The present invention is a method for the fractionation of de-asphalted oil of vacuum resid using preparative High Performance Liquid Chromatographic (HPLC) separations.
The petroleum vacuum resid de-asphalted oils (DAOs), boiling above ˜1000° F., are too complex to be analyzed as such for detailed compositional information even with the most modern analytical techniques/instruments. It is, therefore, essential to fractionate them into several sub-fractions so that the detailed/extensive compositional analyses can be performed using high resolution mass spectrometry and other analytical techniques.
Extensive documentation exists in the literature for the class separation of hydrocarbons and heteroatoms, such as nitrogen, oxygen and sulfur containing petroleum compounds in various petroleum streams (1-5). Silica gel or alumina have been the most common substrates for the LC fractionation of heavy petroleum streams in to total saturates (paraffins plus cycloparaffins also called naphthenes), total aromatics and total polars. In some cases, amino and/or cyano functional groups bonded to silica gel have been used for similar saturates, aromatics and polars separations.
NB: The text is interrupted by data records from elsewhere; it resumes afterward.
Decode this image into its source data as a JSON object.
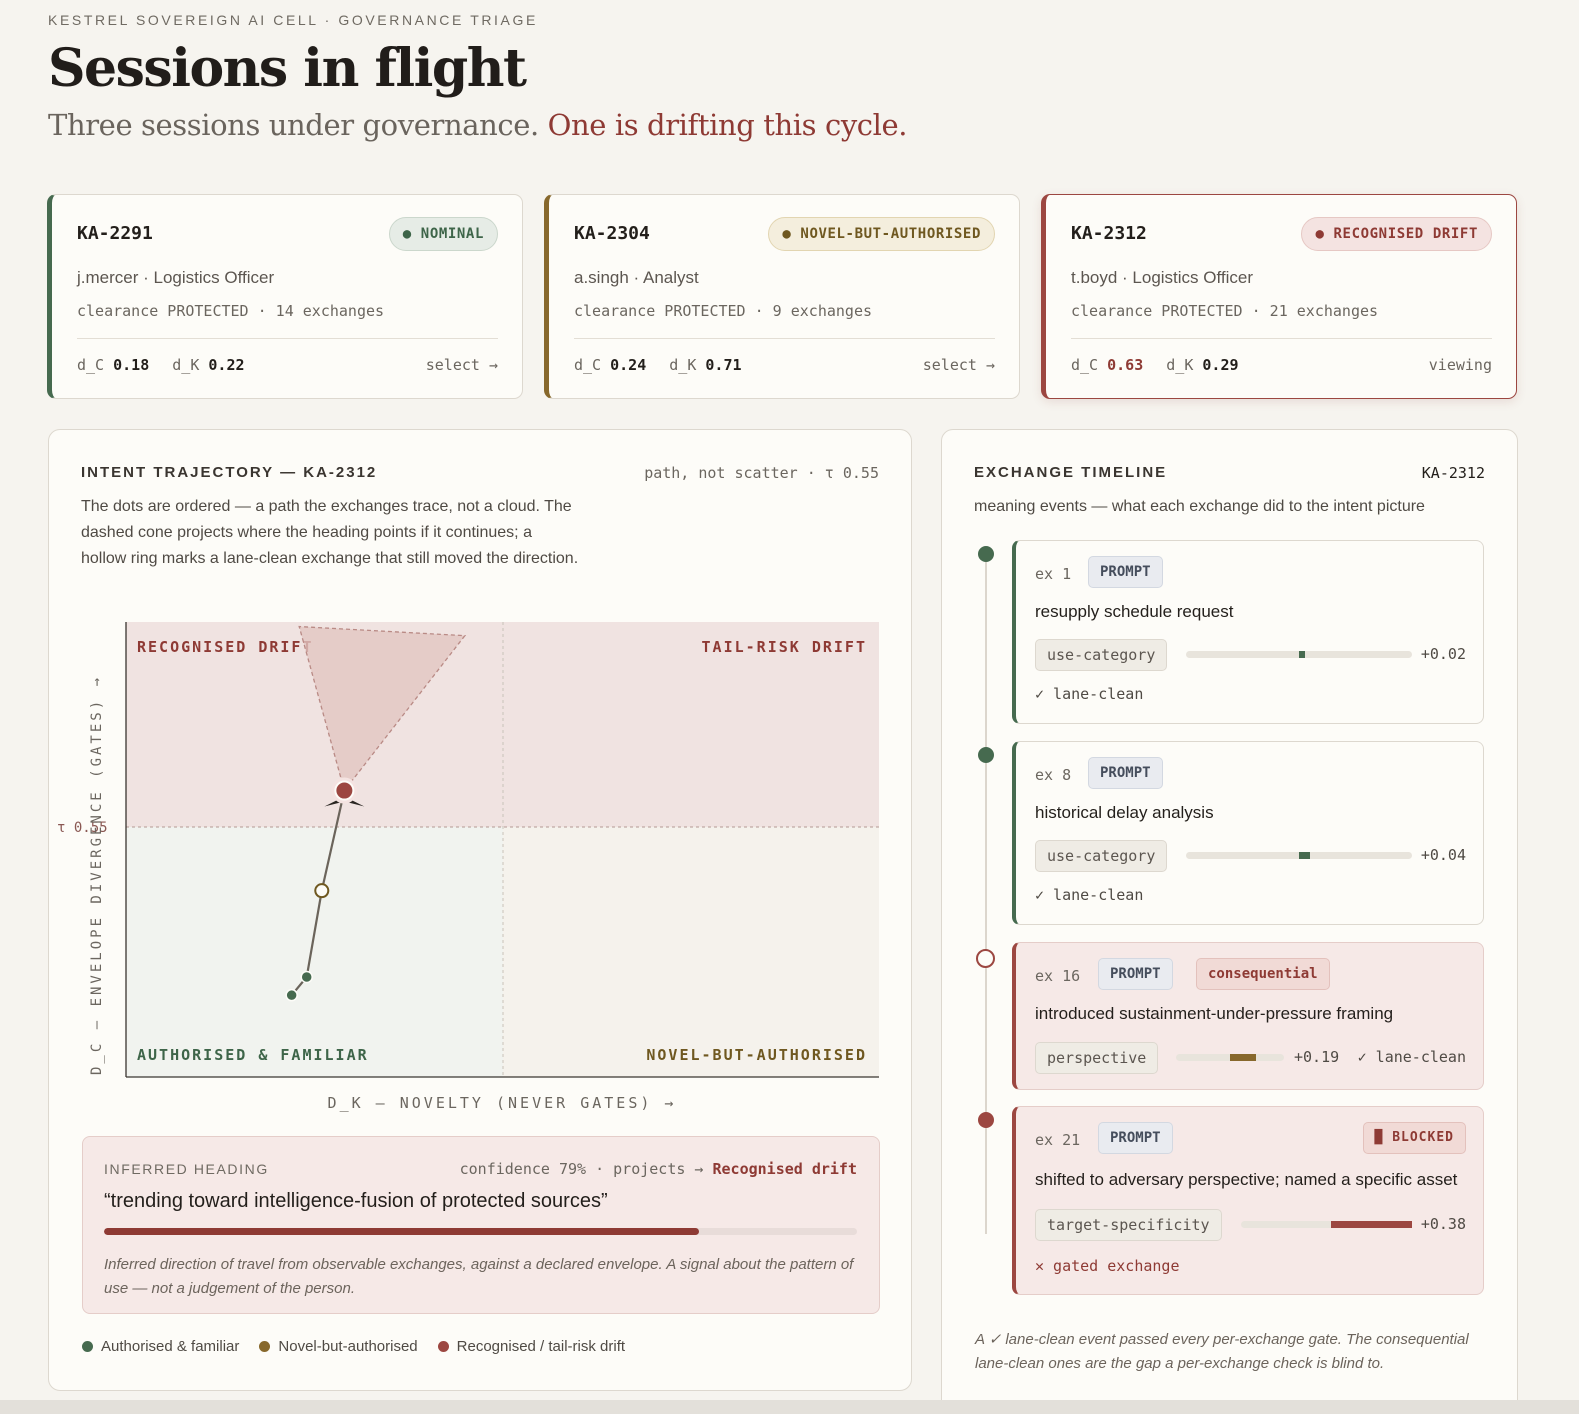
{
  "header": {
    "eyebrow": "KESTREL SOVEREIGN AI CELL · GOVERNANCE TRIAGE",
    "title": "Sessions in flight",
    "subtitle_lead": "Three sessions under governance.",
    "subtitle_alert": "One is drifting this cycle."
  },
  "sessions": [
    {
      "id": "KA-2291",
      "status": "● NOMINAL",
      "user": "j.mercer · Logistics Officer",
      "meta": "clearance PROTECTED · 14 exchanges",
      "dc_label": "d_C",
      "dc": "0.18",
      "dk_label": "d_K",
      "dk": "0.22",
      "action": "select →"
    },
    {
      "id": "KA-2304",
      "status": "● NOVEL-BUT-AUTHORISED",
      "user": "a.singh · Analyst",
      "meta": "clearance PROTECTED · 9 exchanges",
      "dc_label": "d_C",
      "dc": "0.24",
      "dk_label": "d_K",
      "dk": "0.71",
      "action": "select →"
    },
    {
      "id": "KA-2312",
      "status": "● RECOGNISED DRIFT",
      "user": "t.boyd · Logistics Officer",
      "meta": "clearance PROTECTED · 21 exchanges",
      "dc_label": "d_C",
      "dc": "0.63",
      "dk_label": "d_K",
      "dk": "0.29",
      "action": "viewing"
    }
  ],
  "trajectory": {
    "heading": "INTENT TRAJECTORY — KA-2312",
    "heading_right": "path, not scatter · τ 0.55",
    "description": "The dots are ordered — a path the exchanges trace, not a cloud. The dashed cone projects where the heading points if it continues; a hollow ring marks a lane-clean exchange that still moved the direction.",
    "quadrants": {
      "top_left": "RECOGNISED DRIFT",
      "top_right": "TAIL-RISK DRIFT",
      "bottom_left": "AUTHORISED & FAMILIAR",
      "bottom_right": "NOVEL-BUT-AUTHORISED"
    },
    "y_axis_label": "D_C — ENVELOPE DIVERGENCE (GATES) →",
    "x_axis_label": "D_K — NOVELTY (NEVER GATES) →",
    "tau_label": "τ 0.55"
  },
  "chart_data": {
    "type": "line",
    "x_label": "D_K — NOVELTY (NEVER GATES) →",
    "y_label": "D_C — ENVELOPE DIVERGENCE (GATES) →",
    "xlim": [
      0,
      1
    ],
    "ylim": [
      0,
      1
    ],
    "threshold_y": 0.55,
    "threshold_x": 0.5,
    "points": [
      {
        "exchange": 1,
        "x": 0.22,
        "y": 0.18,
        "kind": "lane-clean"
      },
      {
        "exchange": 8,
        "x": 0.24,
        "y": 0.22,
        "kind": "lane-clean"
      },
      {
        "exchange": 16,
        "x": 0.26,
        "y": 0.41,
        "kind": "consequential-lane-clean"
      },
      {
        "exchange": 21,
        "x": 0.29,
        "y": 0.63,
        "kind": "gated"
      }
    ],
    "cone": {
      "apex": [
        0.29,
        0.63
      ],
      "left": [
        0.23,
        0.99
      ],
      "right": [
        0.45,
        0.97
      ]
    }
  },
  "inferred": {
    "label": "INFERRED HEADING",
    "confidence_text": "confidence 79% · projects →",
    "projects": "Recognised drift",
    "confidence": 0.79,
    "quote": "“trending toward intelligence-fusion of protected sources”",
    "note": "Inferred direction of travel from observable exchanges, against a declared envelope. A signal about the pattern of use — not a judgement of the person."
  },
  "legend": [
    {
      "label": "Authorised & familiar",
      "color": "#466a4f"
    },
    {
      "label": "Novel-but-authorised",
      "color": "#87682c"
    },
    {
      "label": "Recognised / tail-risk drift",
      "color": "#9c4741"
    }
  ],
  "timeline": {
    "heading": "EXCHANGE TIMELINE",
    "session": "KA-2312",
    "description": "meaning events — what each exchange did to the intent picture",
    "events": [
      {
        "ex": "ex 1",
        "tag": "PROMPT",
        "text": "resupply schedule request",
        "chip": "use-category",
        "value": "+0.02",
        "delta": 0.02,
        "status": "✓ lane-clean"
      },
      {
        "ex": "ex 8",
        "tag": "PROMPT",
        "text": "historical delay analysis",
        "chip": "use-category",
        "value": "+0.04",
        "delta": 0.04,
        "status": "✓ lane-clean"
      },
      {
        "ex": "ex 16",
        "tag": "PROMPT",
        "tag2": "consequential",
        "text": "introduced sustainment-under-pressure framing",
        "chip": "perspective",
        "value": "+0.19",
        "delta": 0.19,
        "status": "✓ lane-clean"
      },
      {
        "ex": "ex 21",
        "tag": "PROMPT",
        "tag2": "█ BLOCKED",
        "text": "shifted to adversary perspective; named a specific asset",
        "chip": "target-specificity",
        "value": "+0.38",
        "delta": 0.38,
        "status": "✕ gated exchange"
      }
    ],
    "footnote": "A ✓ lane-clean event passed every per-exchange gate. The consequential lane-clean ones are the gap a per-exchange check is blind to."
  },
  "colors": {
    "green": "#466a4f",
    "amber": "#87682c",
    "red": "#9c4741"
  }
}
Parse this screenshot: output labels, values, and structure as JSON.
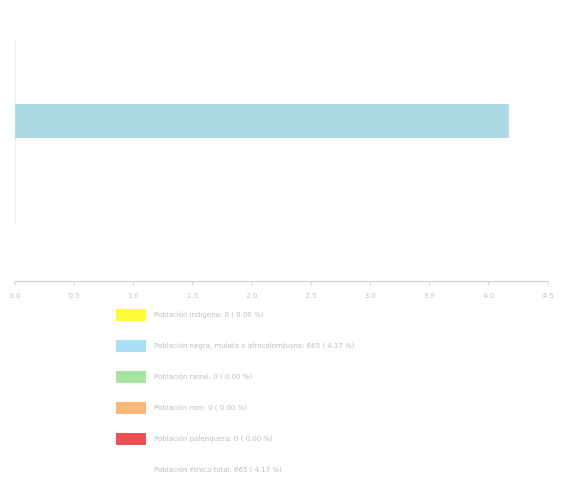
{
  "chart_data": {
    "type": "bar",
    "orientation": "horizontal",
    "title": "",
    "xlabel": "",
    "ylabel": "",
    "xlim": [
      0,
      4.5
    ],
    "xticks": [
      "0.0",
      "0.5",
      "1.0",
      "1.5",
      "2.0",
      "2.5",
      "3.0",
      "3.5",
      "4.0",
      "4.5"
    ],
    "series": [
      {
        "value": 4.17,
        "color": "#add8e6"
      }
    ],
    "grid": false,
    "legend_placement": "bottom"
  },
  "legend": {
    "items": [
      {
        "label": "Población indígena: 0 ( 0.00 %)",
        "color": "#fffb3b"
      },
      {
        "label": "Población negra, mulata o afrocolombiana: 665 ( 4.17 %)",
        "color": "#a8dff5"
      },
      {
        "label": "Población raizal: 0 ( 0.00 %)",
        "color": "#a6e2a0"
      },
      {
        "label": "Población rom: 0 ( 0.00 %)",
        "color": "#f7b77a"
      },
      {
        "label": "Población palenquera: 0 ( 0.00 %)",
        "color": "#ee4d52"
      }
    ],
    "total_label": "Población étnica total: 665 ( 4.17 %)"
  }
}
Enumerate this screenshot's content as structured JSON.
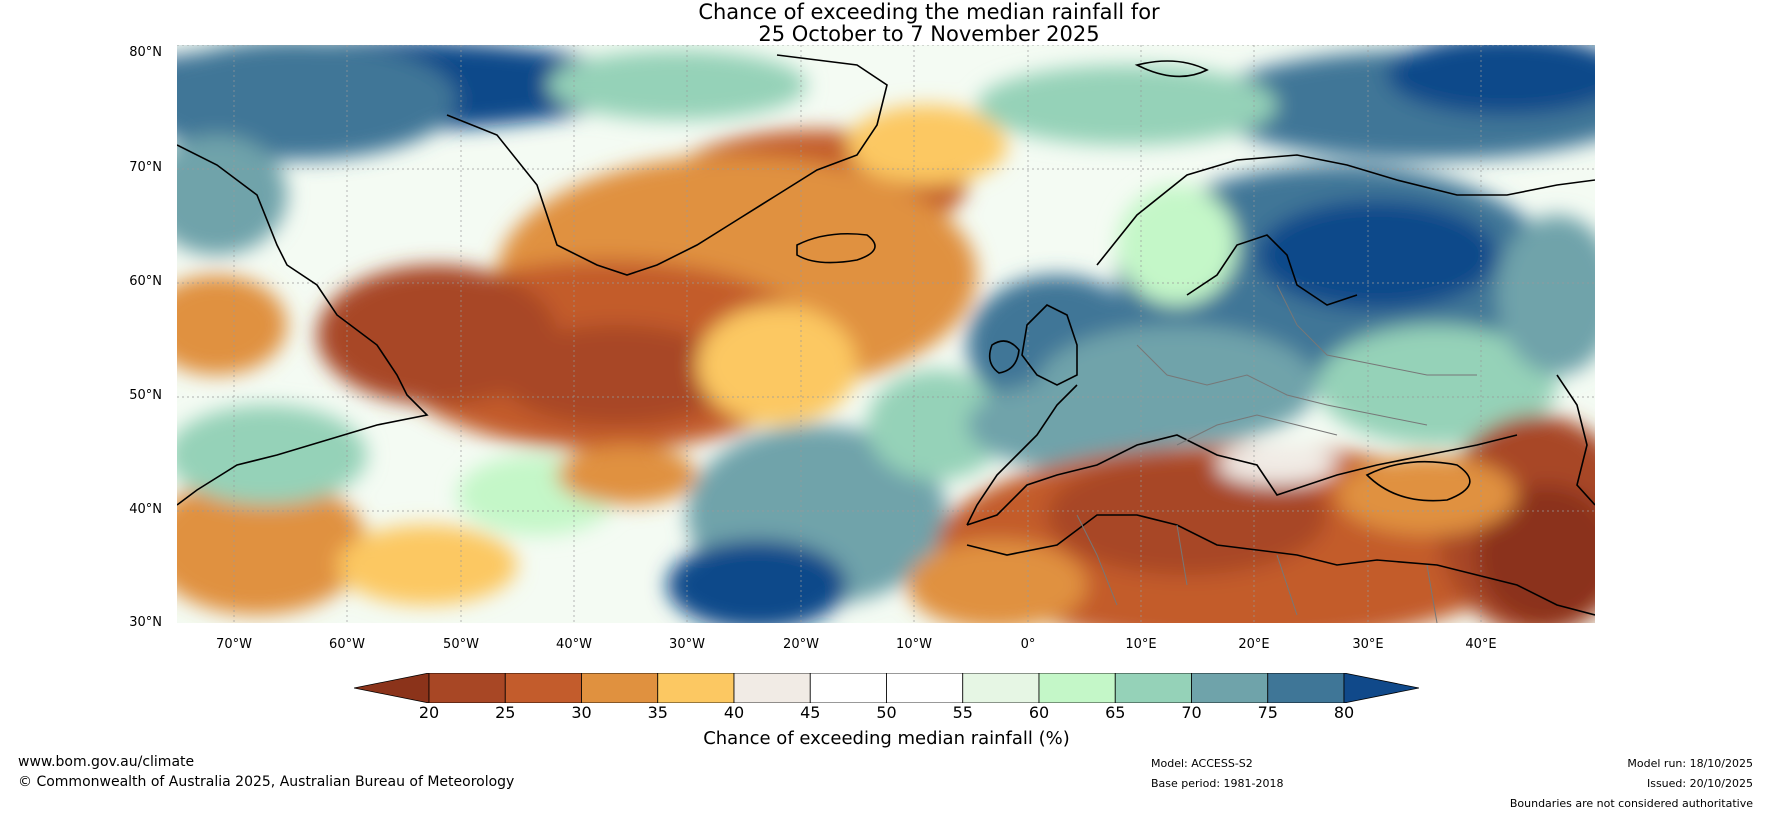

The separation of sulfur compounds, such as sulfides, is more difficult to accomplish with conventional LC substrates. Because of the unique interaction of sulfides with certain metallic ions, ligand exchange chromatography has been documented. The most common metallic ions used have included silver (6), palladium (3), mercury (7) and copper (8). In general, these metallic ions are deposited from their salts onto substrates like silica gel (6) or week-ion exchange substrates (8). To the best of our knowledge, the use of strong-ion exchange substrate such as alkyl- or aryl-sulfonic functional groups bonded to silica gel and containing silver ions for the isolation of sulfides has not been documented in the literature.
The use of ligand exchange with sulfonic functional groups containing silver ions has been demonstrated for the separation of total aromatics from total saturates (9, 10) for lube basestocks. The advantage of such substrate for total saturates and total aromatics is the enhanced separation imparted by the silver ion.
The separation of aromatics into subclasses consisting of mono-, di-, tri- and or tetra+ aromatic rings separations are best accomplished using several solid supports e.g. silica gel, bonded amino (3), amino-cyano (3) and dinitroanilinopropyl (DNAP) (3). The advantage of using bonded substrates is that the separation column(s) are re-useable for many separations.
The complexity of aromatic hydrocarbons types increases significantly with increasing molecular weight and/or boiling point of the petroleum fractions. As a result, the separation of the aromatic group into individual ring numbers (i.e. mono-, di- etc) is challenging as compound class overlap may occur, particularly with sterically hindering alkylgroups substituted on the individual aromatic rings. In addition, the presence of saturated cyclic rings on the aromatic rings may lead to longer retention on the column substrates and overlap with the next aromatic ring class. To enhance the resolution among the aromatic ring classes of compounds, cryogenic HPLC separation at temperatures of <0° C. are more effective. The current literature is void in such low temperature operating conditions when applied to the separation of heavy petroleum fractions.
The present invention presents a relatively efficient separation scheme for heavy petroleum fractions. It combined in a single step a separation of total saturates, total aromatics, polars and sulfides. A second offline separation fractionates the total aromatics from the first step into aromatic rings using a cryogenic separation at temperatures substantially lower than 0° C. The cryogenic separation enhances the resolution among the aromatics rings.